In verschiedenen lokalen Zeitungen erschienen in diesen 20 Jahren Artikel über Konzertauftritte der oben erwähnten Chöre unter der Leitung von Nikolai Singer. Einen herausragenden Höhepunkt bildete das Jubiläumskonzert im Jahre 2001 zum 140-jährigen Bestehen des Gesang– und Turnvereins Hohenacker unter der Begleitung der Sinfonietta Waiblingen. Viele weitere Konzertauftritte bei Chorfesten in Ulm, Karlsruhe, Heilbronn und im Dom in Frankfurt/Main sind erwähnenswert, deren Initiator Nikolai Singer war. 2008 haben seine Chöre bei „International Festival of Advent and Christmas Music with Petr Eben’s Prize“ in Prag teilgenommen und sich auf den dritten Platz gesungen.

Sein Chorprogramm ist zusammengesetzt aus einem vielfältigen und umfangreichen Repertoire, angefangen von internationalen Volksliedern (auch in Fremdsprachen gesungen) über Schlager, bis hin zu anspruchsvoller Chorliteratur von Bach, Mozart, Beethoven und Händel sowie Kompositionen moderner Komponisten wie Edward Elgar und Carl Jenkins. Sogar russische Lieder werden gesungen. Seinem Männerchor gelang es, mit großer Begeisterung und temperamentvoll einen Vers des „Kosakenliedes“ in ukrainischer Sprache gesanglich vorzutragen.

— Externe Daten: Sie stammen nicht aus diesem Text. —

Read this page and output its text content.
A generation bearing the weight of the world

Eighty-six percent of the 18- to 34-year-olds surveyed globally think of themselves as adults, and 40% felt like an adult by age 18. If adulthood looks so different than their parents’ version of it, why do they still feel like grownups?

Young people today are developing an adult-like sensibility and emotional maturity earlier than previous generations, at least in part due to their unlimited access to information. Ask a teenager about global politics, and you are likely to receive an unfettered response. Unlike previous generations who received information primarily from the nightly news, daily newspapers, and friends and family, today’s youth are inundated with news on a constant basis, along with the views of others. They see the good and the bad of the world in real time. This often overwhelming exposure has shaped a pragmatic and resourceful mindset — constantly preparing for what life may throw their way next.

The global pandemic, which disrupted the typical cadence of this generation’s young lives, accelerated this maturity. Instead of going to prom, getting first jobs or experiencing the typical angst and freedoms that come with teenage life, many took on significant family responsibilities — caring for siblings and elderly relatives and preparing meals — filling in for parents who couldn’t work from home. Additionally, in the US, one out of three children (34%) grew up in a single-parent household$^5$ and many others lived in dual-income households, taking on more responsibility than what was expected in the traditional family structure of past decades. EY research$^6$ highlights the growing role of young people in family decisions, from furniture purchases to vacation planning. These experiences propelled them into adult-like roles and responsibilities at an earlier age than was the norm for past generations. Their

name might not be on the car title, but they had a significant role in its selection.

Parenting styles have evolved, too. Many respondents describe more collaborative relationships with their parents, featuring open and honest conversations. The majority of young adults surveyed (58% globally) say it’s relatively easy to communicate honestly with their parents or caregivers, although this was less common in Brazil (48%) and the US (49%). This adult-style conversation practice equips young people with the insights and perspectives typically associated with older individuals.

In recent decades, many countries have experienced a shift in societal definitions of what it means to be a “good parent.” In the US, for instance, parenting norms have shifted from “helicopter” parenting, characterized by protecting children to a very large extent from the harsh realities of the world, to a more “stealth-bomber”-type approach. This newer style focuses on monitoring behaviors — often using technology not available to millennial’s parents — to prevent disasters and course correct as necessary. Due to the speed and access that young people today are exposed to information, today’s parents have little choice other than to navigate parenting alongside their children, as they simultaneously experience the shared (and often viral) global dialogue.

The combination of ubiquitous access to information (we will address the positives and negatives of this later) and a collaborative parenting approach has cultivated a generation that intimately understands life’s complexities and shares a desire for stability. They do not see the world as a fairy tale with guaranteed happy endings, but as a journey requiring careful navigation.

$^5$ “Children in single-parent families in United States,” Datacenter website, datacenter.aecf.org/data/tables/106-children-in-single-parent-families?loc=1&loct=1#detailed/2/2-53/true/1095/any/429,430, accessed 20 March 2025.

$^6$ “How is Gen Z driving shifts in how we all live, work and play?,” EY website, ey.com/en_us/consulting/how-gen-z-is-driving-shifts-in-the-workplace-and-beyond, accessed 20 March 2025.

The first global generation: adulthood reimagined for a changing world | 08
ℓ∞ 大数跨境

Heute nach zwei Jahrzehnten sind Nikolai Singer und seine Großfamilie in der neuen Heimat Deutschland fest verankert. Seine Mutter und seine Schwestern Nina und Lydia verstärken den Chor mit ihren Stimmen. Eine gute schulische Ausbildung für die Tochter Magdalena und den Sohn Ronald war den Eltern Nikolai und Olga Singer ein wichtiges Anliegen. Die Ehefrau Olga beteiligte sich stets in hilfsbereiter Form bei schulischen Veranstaltungen. Beide Kinder haben zwischenzeitlich ihr Abitur absolviert und ein Studium sowie eine Bankausbildung begonnen. Zurückblickend auf die vergangenen 20 Jahre erweist sich der Werdegang von Nikolai Singer als ein vorbildhaftes Beispiel für die Integration einer russlanddeutschen Familie in der Heimat der Urväter. Unserem Chorleiter Nikolai Singer wünschen wir beste Gesundheit, Ausdauer und Kraft für neue Ideen und vor allem weiterhin erfolgreiche Jahre als Dirigent
und Musikpädagoge.

Dieser Artikel erschien zuerst in der Zeitschrift der Landsmannschaft der Russlanddeutschen „Volk auf dem Weg“. Wir veröffentlichen ihn mit freundlicher Genehmigung der Redaktion.